Fabulous idea and could be fun for pranks and practical jokes.

5 replies

Reply 8 years ago on Introduction

True enough - but your example was a bit G. G. Libbian (Libbyesque?) for my comfort!

Time is fleeting; madness takes its toll...

Isn't it funny to see how all these people react to this ible?

Some clearly don't get it, some think you can accomplish the same outcome by setting the clock back 12 minutes, some people talk about the time stamp on a time card machine, some people talk about small businesses v. whatever else there is, some think they'll lose money, some want to discuss the programming.

But I guess I'll join the majority and say VERY IMPRESSIVE. GOOD JOB.

1 reply

Reply 8 years ago on Introduction

I agree. The ible doesn't proscribe where you use this. If you want to try "to get away" with something at work, and you think you can, and feel that's a good thing to try, then great, have fun with it.

My lunch room at work doesn't have a clock, nor does anyone care when I eat lunch (or when I show up or go home for that matter) but I didn't think to use this at work when I saw it. As they say: "everything is relative".

For that matter, the ible includes source code for noon hour but there's nothing stopping you from adapting that for other uses. I cannot think of any at the moment, but I'm definitely bookmarking this just in case it might come in handy adding to another project.

However, I like weird clocks, and this one is very subtle that the fun in it seems to be "how long would it take anyone to notice", plus the sheer enjoyment of actually getting it working (which some people seem to miss on this website as well).


8 years ago on Introduction

Very very nice! I must admit the electronics is beyond me but I like anything that reminds people just how arbitrary time is! Be sure to post again when you start selling these, I don't need a longer lunch hour but I like bendy timepieces.


8 years ago on Introduction

This works if it is the ONLY clock in the building where you work. Thus it must be a VERY small business.
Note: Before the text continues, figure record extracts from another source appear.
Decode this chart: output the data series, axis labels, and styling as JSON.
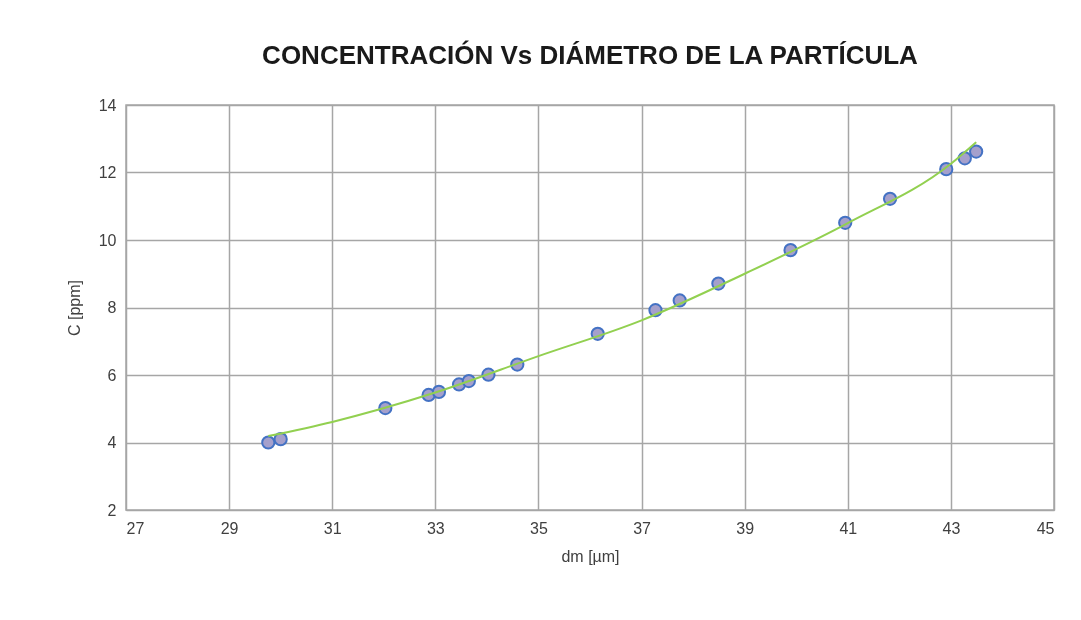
{
  "chart_data": {
    "type": "scatter",
    "title": "CONCENTRACIÓN Vs DIÁMETRO DE LA PARTÍCULA",
    "xlabel": "dm [µm]",
    "ylabel": "C [ppm]",
    "x": [
      29.76,
      30.0,
      32.03,
      32.87,
      33.07,
      33.46,
      33.65,
      34.03,
      34.59,
      36.15,
      37.27,
      37.74,
      38.49,
      39.89,
      40.95,
      41.82,
      42.91,
      43.27,
      43.49
    ],
    "series": [
      {
        "color": "#a5a0cc",
        "values": [
          4.0,
          4.1,
          5.02,
          5.41,
          5.5,
          5.72,
          5.82,
          6.01,
          6.31,
          7.22,
          7.92,
          8.21,
          8.71,
          9.7,
          10.51,
          11.22,
          12.1,
          12.42,
          12.62
        ]
      },
      {
        "type": "line",
        "marker": "none",
        "color": "#92d050",
        "x": [
          29.76,
          31,
          33,
          35,
          37,
          39,
          41,
          43,
          43.49
        ],
        "values": [
          4.19,
          4.61,
          5.48,
          6.56,
          7.62,
          9.0,
          10.5,
          12.26,
          12.9
        ]
      }
    ],
    "xlim": [
      27,
      45
    ],
    "xticks": [
      27,
      29,
      31,
      33,
      35,
      37,
      39,
      41,
      43,
      45
    ],
    "ylim": [
      2,
      14
    ],
    "yticks": [
      2,
      4,
      6,
      8,
      10,
      12,
      14
    ],
    "grid": true,
    "marker": "circle"
  }
}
At my location we have clocks on:

*Cell phones
*Time clocks

Likely after a day or two someone will catch on this clock has a problem and go to replace the battery or replace the clock.

1 reply

Reply 8 years ago on Introduction

We have about 20 people... I see how well they clean the shared kitchen... The likelihood of them even thinking about changing a clock battery is about nil. Come to think of it, the last clock sat with a dead battery for months.

Anyhow, it is only at most incorrect visually 12 minutes. Most of the time it is only off a matter of a few minutes. I feel that this discrepancy is not enough for most people to notice or care. Even if they did, the fact that the clock is correct about 90% of the time would probably dissuade anyone from changing it. I'm guessing it would take most people a long while to figure out what is going on in spite of the abundance of alternative clocks.

Clearly this won't work in every single work environment and I don't believe I made that claim, but I think you are wrong that this will work in none.


8 years ago on Introduction

Awesome. I bet you could sell boatloads of them on ThinkGeek.